Was ist unser Zen? Zen ist genau das. Wir lernen bemerken. Wir lernen auf zu merken. Wir üben das Unsichtbare be-greif-bar zu machen. Greifbar im Sinne von Zupacken, damit wir es nicht übersehen, sondern in Ruhe anschauen. Dieses ruhige Anschauen ist die Zazen-Praxis. Hinsetzen. Nichts Tun. Zuschauen. Bemerken. Was ist jetzt anders als gerade noch? Nicht nur der Gedanke XY ist anders als der Gedanke AB von gerade, sondern auch der Atem ist anders. Gerade war er noch im Bauchraum. Jetzt ist er im Brustraum. Gerade habe ich in aller Ruhe bis 10 gezählt. Jetzt bleibe ich ständig hängen.
Durch dieses Greifen des Wechsels machen wir uns den Wechsel auch im täglichen Leben sichtbarer. Jetzt greifen wir mit der linken Hand die Tasse Tee. Jetzt mit der Rechten. Jetzt setzt sich der linke Fuß auf die Erde. Der rechte Fuß trippelt. Je näher wir dem Zuschauen unseres Körpers rücken, je näher rücken wir dem Wechsel des Tuns. Je näher wir dem Wechsel des Tuns rücken, je greifbarer wird das Jetzt. Wir fallen hinein in diesen graden Spalt. Deswegen spricht Zen immer von der geraden Linie.
Die gerade Linie
Dieser Spalt, in den wir fallen, den wir berühren, den wir erfahrbar machen können, dieser Spalt ist die Gleichzeitigkeit der beiden Seiten der Medaille. Beide Straßenseiten existieren jetzt. Gewohnheit und das Absolute als das Ganze treffen sich auf der Mittellinie und wir sind mittendrin. Wir sind es immer. Nur bemerken wir es nicht. Wenn wir es bemerken, ist es schon vorbei.
Aber es ist in unserem Körper und Geist abgespeichert. Es fällt uns leichter diesen Wechsel sehen zu lernen. Was ist Zen? Was ist seine Bedeutung? Was erlernen wir wirklich?
Wir lernen uns selbst kennen, nichts Anderes, nichts von dort oder da, sondern hier genau hier an diesem Ort jetzt. Das, was da gerade sitzt, steht, sich verbeugt. Das, was im Alltag das Lenkrad des Autos festhält, die Bremse tritt, den Kugelschreiber nimmt, den Grashalm zupft. Wir lernen die Größe, die Weite, die Vielfalt des Ganzen erfahren und wach-sen und reifen.

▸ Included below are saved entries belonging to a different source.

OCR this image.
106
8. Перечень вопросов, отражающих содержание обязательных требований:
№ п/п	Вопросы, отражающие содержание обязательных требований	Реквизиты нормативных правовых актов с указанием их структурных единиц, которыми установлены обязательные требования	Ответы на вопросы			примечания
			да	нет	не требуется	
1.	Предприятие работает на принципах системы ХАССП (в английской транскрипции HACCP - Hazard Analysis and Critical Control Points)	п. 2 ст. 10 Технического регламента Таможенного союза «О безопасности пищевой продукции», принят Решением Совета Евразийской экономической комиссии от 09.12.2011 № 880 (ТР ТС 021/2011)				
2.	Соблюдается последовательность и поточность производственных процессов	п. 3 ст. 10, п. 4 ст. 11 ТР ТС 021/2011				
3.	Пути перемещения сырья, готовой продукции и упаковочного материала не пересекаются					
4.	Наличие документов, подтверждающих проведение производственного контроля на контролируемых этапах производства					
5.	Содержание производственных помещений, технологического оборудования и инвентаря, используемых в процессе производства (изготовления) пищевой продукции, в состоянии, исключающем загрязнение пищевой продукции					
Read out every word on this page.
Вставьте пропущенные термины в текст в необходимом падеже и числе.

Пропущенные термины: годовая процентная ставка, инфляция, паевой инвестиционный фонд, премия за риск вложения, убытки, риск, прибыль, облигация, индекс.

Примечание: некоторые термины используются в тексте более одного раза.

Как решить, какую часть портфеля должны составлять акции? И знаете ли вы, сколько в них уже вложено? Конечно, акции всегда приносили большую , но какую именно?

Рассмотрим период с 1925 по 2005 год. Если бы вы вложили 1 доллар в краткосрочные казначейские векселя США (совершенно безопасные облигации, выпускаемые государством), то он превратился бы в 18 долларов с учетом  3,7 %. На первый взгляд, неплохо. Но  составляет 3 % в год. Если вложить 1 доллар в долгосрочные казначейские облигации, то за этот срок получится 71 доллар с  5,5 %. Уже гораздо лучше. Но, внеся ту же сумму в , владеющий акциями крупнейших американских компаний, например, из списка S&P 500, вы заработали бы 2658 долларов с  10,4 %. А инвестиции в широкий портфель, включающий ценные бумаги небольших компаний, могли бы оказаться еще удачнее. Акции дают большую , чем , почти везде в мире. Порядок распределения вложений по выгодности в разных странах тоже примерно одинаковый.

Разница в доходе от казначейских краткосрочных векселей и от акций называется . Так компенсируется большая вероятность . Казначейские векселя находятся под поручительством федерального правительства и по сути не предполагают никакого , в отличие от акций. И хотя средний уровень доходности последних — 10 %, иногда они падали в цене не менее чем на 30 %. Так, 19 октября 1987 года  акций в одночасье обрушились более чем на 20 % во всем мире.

Und wach-sen und reifen können wir immer. Denn sind wir es, dann können wir den dauerhaften Frieden bemerken. Den Frieden und die Freiheit, die nicht intellektuell sind, sondern die dieser, unser Körper, unser Geist, unsere Seele schon immer kennen. Das Reif-Sein. Augenblick für Augenblick, weil da ist nichts Anderes. Nur einfach das!
Zen ist ein Weg dahin. Für mich der schönste Weg, den ich kennen lernen durfte. Dafür bin ich sehr dankbar. Ich wünsche Euch allen und uns allen in diesem Universum diesen Frieden und diese Freiheit.
Einen schönen sonnigen Tag für Alle.
Mögen die Sterbenden und die Lebenden den Frieden erfahren. Für sich und für alle.
Gassho Ellen Daoren
Ja, danke liebe Ellen, die zwei Seiten der Medaille begleiten uns ständig im Wachsein, in unseren Träumen, bei der Arbeit, beim Entspannen, erinnern wir uns daran bei allem was wir tun ob laut oder leise, möge uns Zen das lehren.